SANTA MONICA.- Leslie Sacks Contemporary
announces an exhibition of works by Venice Beach artist Ed Moses. The exhibition consists of two new series of paintings by the 87 year old abstract expressionist painter.
The exhibition title, A Stone Mirror Reversed, alludes to the collection of short stories, Ficciones byJorge Luis Borges. A mid century author of science fiction, Borges is known for his layered narratives that can be understood in multiple ways, allowing all the possibilities to unfold. Moses interest in Borges writing has a direct connection to his practice as a painter.
In Borges short story The Garden of the Forking Paths, the author describes a world where all possible outcomes of an event occur simultaneously through time in a labrynth-like manner. Ed Moses has able been to relate this concept to his iconic grid paintings. Similar to the themes in Borges writings, Ed Moses cube paintings can be seen as layers of pathways in both time and space. They challenge the viewer to decipher where the works begin and end, where they push and pull, where to enter and where to exit.

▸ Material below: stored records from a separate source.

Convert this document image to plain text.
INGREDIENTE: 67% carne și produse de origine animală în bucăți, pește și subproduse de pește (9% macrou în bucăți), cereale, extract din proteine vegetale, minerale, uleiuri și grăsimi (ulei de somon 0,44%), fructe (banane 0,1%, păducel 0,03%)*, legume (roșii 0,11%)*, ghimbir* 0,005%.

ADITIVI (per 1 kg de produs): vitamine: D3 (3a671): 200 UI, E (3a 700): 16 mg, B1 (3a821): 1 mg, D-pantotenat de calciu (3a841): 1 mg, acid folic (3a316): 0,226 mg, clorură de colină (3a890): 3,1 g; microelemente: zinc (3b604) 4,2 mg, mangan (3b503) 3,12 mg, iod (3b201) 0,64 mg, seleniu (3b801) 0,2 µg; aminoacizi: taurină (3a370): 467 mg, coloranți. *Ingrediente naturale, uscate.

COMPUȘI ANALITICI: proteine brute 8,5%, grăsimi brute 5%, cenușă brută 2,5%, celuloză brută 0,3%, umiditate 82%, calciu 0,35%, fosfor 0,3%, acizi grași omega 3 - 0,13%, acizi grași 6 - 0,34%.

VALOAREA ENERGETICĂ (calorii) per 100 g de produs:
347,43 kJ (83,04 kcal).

In Ed Moses latest series of transfer paintings, known as the reversals, he takes older works and pulls the paint through the back of the canvas. To explain the idea behind these works, Ed Moses points to the stone mirror described in Borges Tlön, Uqbar, Orbis Tertius another short story in Ficciones. The stone mirror is an object that embodies the temporal activity that occurs while making these paintings. Just as light travels to a stone mirror where it is absorbed and reflected as an image in reverse, the paint is absorbed through the canvas and reconstituted as a reflection or reversal of the former painting.
Ed Moses was born in Long Beach, California, in 1926 and received his BA and MA from the University of California, Los Angeles. His career began in the legendary Ferus Gallery in Los Angeles in 1958. In 1996, the Museum of Contemporary Art in Los Angeles presented a full-scale retrospective of his career. His work is included in the public collections of the Art Institute of Chicago; Los Angeles County Museum of Art; Menil Foundation, Houston; Museum of Contemporary Art, Los Angeles; Museum of Modern Art, New York; Philadelphia Museum of Art; San Francisco Museum of Modern Art; and the Whitney Museum of American Art, New York, among others.